Madam, It is well known that the use of selective serotonin reuptake inhibitors (SSRIs) in pregnant mothers can be associated with neonatal withdrawal symptoms. Paroxetine is a new SSRI and is gaining popularity as a potent antidepressant. Over the recent years, a few authors have reported the effects of paroxetine withdrawal in neonates. The most notable among these is a case series from North America.1
We came across a term male baby born to a mother who was on 30 mg of paroxetine throughout pregnancy because of history of depression. Cardiotocogram (CTG) traces were found to be normal before delivery. Baby was delivered spontaneously and vaginally. He was born floppy and required resuscitation in the form of positive pressure ventilation with oxygen by tom-thumb mask for 2-3 minutes after birth. His cord pH at birth was normal (7.25). At 5 minutes of age, he was noted to have a tonic spasm of all the limbs. He was transferred to the neonatal unit, where he had a series of tonic convulsions from 15 minutes of age. His convulsions, though partially controlled with intravenous phenobarbitone, continued intermittently till about 48 hours. His full septic screen including total and differential white cell counts, blood and urine culture, C-reactive protein, chest radiograph and lumbar puncture, were negative. Urine toxicology was negative for opiates. Cranial ultrasound scan performed by Paediatric Radiologist was also reported as normal with no evidence of structural abnormality, ischaemic changes, haemorrhages or ventricular dilatation.

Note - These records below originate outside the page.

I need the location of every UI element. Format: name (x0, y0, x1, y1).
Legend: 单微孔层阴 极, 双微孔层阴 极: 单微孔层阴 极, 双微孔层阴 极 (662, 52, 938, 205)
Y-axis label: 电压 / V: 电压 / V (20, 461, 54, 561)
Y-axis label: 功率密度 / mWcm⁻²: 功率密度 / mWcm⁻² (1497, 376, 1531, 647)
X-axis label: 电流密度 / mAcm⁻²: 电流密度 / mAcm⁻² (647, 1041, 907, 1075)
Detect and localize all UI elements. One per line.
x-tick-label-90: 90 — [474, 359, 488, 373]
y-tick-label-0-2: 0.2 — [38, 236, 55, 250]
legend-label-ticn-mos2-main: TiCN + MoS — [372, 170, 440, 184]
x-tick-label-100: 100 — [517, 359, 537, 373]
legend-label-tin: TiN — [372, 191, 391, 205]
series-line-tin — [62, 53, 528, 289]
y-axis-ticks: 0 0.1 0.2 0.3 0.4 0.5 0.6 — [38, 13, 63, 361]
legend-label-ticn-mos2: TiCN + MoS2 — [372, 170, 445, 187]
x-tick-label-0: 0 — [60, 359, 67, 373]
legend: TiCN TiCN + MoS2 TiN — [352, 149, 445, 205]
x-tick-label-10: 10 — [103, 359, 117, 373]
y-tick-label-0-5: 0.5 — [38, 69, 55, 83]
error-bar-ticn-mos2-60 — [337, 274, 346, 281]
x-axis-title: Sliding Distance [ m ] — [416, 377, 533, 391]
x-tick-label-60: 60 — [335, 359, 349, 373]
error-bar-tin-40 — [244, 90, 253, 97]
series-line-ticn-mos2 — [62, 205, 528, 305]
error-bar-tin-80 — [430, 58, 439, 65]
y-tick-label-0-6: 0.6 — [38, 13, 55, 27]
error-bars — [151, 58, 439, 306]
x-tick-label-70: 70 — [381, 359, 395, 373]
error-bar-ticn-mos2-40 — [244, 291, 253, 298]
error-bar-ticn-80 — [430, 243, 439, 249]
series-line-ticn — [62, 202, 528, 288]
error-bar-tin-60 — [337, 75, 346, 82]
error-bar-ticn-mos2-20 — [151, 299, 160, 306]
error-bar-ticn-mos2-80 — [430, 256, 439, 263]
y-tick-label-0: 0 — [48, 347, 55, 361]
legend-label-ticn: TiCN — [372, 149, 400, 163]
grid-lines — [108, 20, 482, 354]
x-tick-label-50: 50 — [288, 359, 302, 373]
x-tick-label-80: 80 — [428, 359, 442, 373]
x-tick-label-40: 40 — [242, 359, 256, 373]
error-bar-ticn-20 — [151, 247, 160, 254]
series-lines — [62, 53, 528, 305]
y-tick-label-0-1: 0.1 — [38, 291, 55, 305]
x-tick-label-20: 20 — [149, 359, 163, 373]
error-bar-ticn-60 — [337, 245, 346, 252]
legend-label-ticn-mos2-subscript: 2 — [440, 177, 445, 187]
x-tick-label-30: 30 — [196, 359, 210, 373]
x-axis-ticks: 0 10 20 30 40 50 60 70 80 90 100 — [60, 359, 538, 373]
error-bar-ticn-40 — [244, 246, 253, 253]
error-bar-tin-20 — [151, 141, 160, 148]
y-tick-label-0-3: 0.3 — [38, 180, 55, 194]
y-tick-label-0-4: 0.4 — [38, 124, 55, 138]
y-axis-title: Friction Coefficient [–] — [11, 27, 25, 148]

Apart from convulsions, he had intermittent hypertonia, temperature fluctuations ranging from 35.1 to 38.6 degrees centigrade, hypoglycaemia and respiratory distress, all of which are known to occur with paroxetine withdrawal.2,3 Phenobarbitone was weaned off and then stopped at 2 months of age and he remained seizure free. Interestingly, convulsions have very rarely been identified as a manifestation in such babies.4,5 In 2003, Salvia-Roiges et al had implicated in-utero exposure to paroxetine in a newborn who presented with convulsions and subarachnoid haemorrhage within the first six hours of life.5 It has been suggested that the convulsions could have been triggered by the ability of paroxetine to lower the seizure threshold.
Continuous convulsions and other manifestations during the first 48 hours despite correction of blood glucose along with lack of evidence for infection in the presence of normal CTG tracing and normal cord pH points towards paroxetine withdrawal as the most likely etiology. This child is now 15 months of age and his growth and development including neurodevelopment has been appropriate for age.
With the increasing popularity of paroxetine as an antidepressant, physicians, psychiatrists, obstetricians and pediatricians need to be aware of its potential effects on the baby. Paroxetine withdrawal should be considered in the differential diagnosis of a neonatal convulsion if there are obvious clues in the antenatal history.
Mansoor Ahmed, A. Parameshwaran, P. Swamy
Department of Paediatrics, Queen's Hospital, Belvedere Road, Burton Upon Trent, Staffordshire DE13 0RB, United Kingdom.
1. Stiskal JA, Kulin N, Koren G, Ho T, Ito S. Neonatal paroxetine withdrawal syndrome. Arch Dis Child Fetal Neonatal Ed 2001;84:F134-5.
2. Jaiswal S, Coombs RC, Isbister GK. Paroxetine withdrawal in a neonate with historical and laboratory confirmation. Eur J Pediatr 2003;162:723-4.
3. Costei AM, Kozer E, Ho T, Ito S, Koren G. Perinatal outcome following third trimester exposure to paroxetine. Arch Pediatr Adolesc Med 2002;156:1129-32.
4. Nordeng H, Lindemann R, Perminov KV, Reikvam A. Neonatal withdrawal syndrome after in utero exposure to selective serotonin reuptake inhibitors. Acta Paediatr 2001;90:288-91.
5. Salvia-Roiges MD, Garcia L, Gonce-Mellgren A, Esque-Ruiz MT, Figueras-Aloy J, Carbonell-Estrany X. Neonatal convulsions and subarachnoid hemorrhage after in utero exposure to paroxetine. Rev Neurol 2003;36:724-6.